LAWS(DLH)-2007-10-316

DELHI DEVELOPMENT AUTHORITY Vs. R S JINDAL

Decided On October 12, 2007
DELHI DEVELOPMENT AUTHORITY Appellant
V/S
R.S.JINDAL Respondents

JUDGEMENT

(1.) THIS is an application for condonation of delay of 216 days in filing of this intra court appeal against the judgment dated 17th December, 2002 passed by the learned Single Judge in the Writ Petition (Civil) No. 2300/1997. This application was allowed vide Order dated 9th November, 2005. The Supreme Court allowed the appeal filed by the respondent-Mr. R. S. Jindal by its order dated 3rd November, 2003 with the direction that this application would be heard afresh along with the present Letters Patent appeal filed by the appellant-Delhi Development Authority (hereinafter referred to as DDA, for short ).

(2.) THE Respondent has relied upon several judgments. We do not propose to separately refer to these judgments as the principles of Law are well settled. Delay in filing of an appeal has to be satisfactorily or reasonably explained. However, it is not each days delay that is to be put under scanner nor is it a fault finding exercise by the Courts. Unless it is a case of gross negligence, Courts are liberal in condoning delays where proper explanation and cause for the delay has been set out. Courts dispense justice and therefore unless there are reasons to hold that the delay was deliberately occasioned for gaining an advantage and benefit, a meritorious matter should not be dismissed on the ground of limitation. At the same-time we are gradually but certainly moving in the direction of stricter compliance with provisions prescribing time limits and limitation. Normally, no distinction is made between an application for condonation of delay filed by a private party and the Government or public authorities. Government and public authorities should comply with the limitations periods prescribed by law just as it's subjects, if not lead by setting an example. However, Courts are conscious that exerting standard should not be applied in all circumstances and care has to taken about disabilities and the ground reality. The Supreme Court in the case of State of Haryana v. Chandramani and others, (1996) 3 SCC 132 has accepted the fact that on account of impersonal machinery, file pushing and inherent bureaucratic methodology imbued in Government and public authorities, decision making process is slow and considerable time is taken, thereby causing delay, sometimes intentionally and sometimes otherwise. In these circumstances the Supreme Court has held that the expression "sufficient cause" should be viewed from a pragmatic and justice oriented approach. Similar observations have been made in the State of Nagaland v. Lipok Ao, (2005)3 SCC 752 and it has been opined that the term "sufficient cause", should, therefore, be considered with pragmatism in a justice oriented approach rather than technical detection of sufficient cause for every day's delay.
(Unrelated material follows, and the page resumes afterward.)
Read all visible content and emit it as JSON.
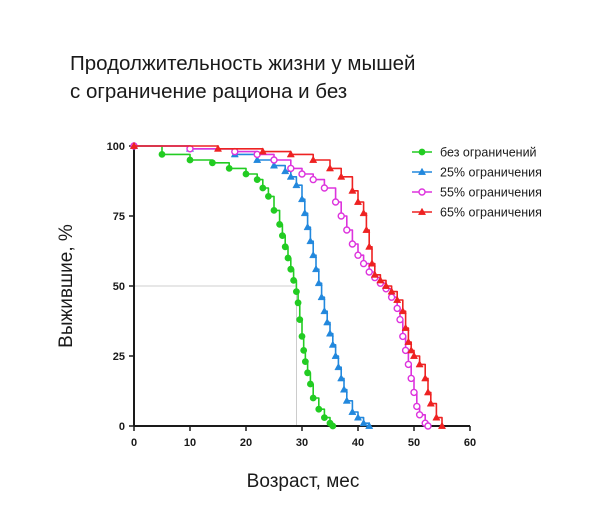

(3.) DDA has explained the delay, inter alia, stating that after the judgment dated 17th December, 2002 was passed, the same was made subject matter of rectification/modification of certain typographical errors on an application filed by the respondent. The application was disposed of on 28th February, 2003 with certain corrections in the judgment dated 17th december, 2002. It is further explained that due to mistake/error in the office of counsel of the DDA, certified copy of the Order dated 28th February, 2003 was not applied for. When the default came to notice of the counsel for DDA after verification of records, on 30th May, 2003 certified copy of the Order dated 28th February, 2003 was applied for and received on 9th June, 2003. The certified copy was sent to the office of DDA by the counsel along with his written opinion/notes on 9th July, 2003. It is further stated in the application that the matter had to be examined by Chief Vigilance Officer in DDA whose views/notes were. received on llth August, 2003 and thereafter it was decided that an intra court appeal should be filed. By order dated 14th August, 2003, the file was entrusted to the counsel for drafting of an appeal. Correspondence were exchanged between the counsel and DDA and upon receiving the relevant papers, the counsel drafted the grounds of appeal and the appeal was filed on 1st September, 2003. It may be stated here that DDA has also filed an affidavit of the counsel who was handling the matter before the learned Single Judge. Counsel has admitted that the contents of the application for condonation of delay are correct. Thus admitting default of his office in applying for the certified copy.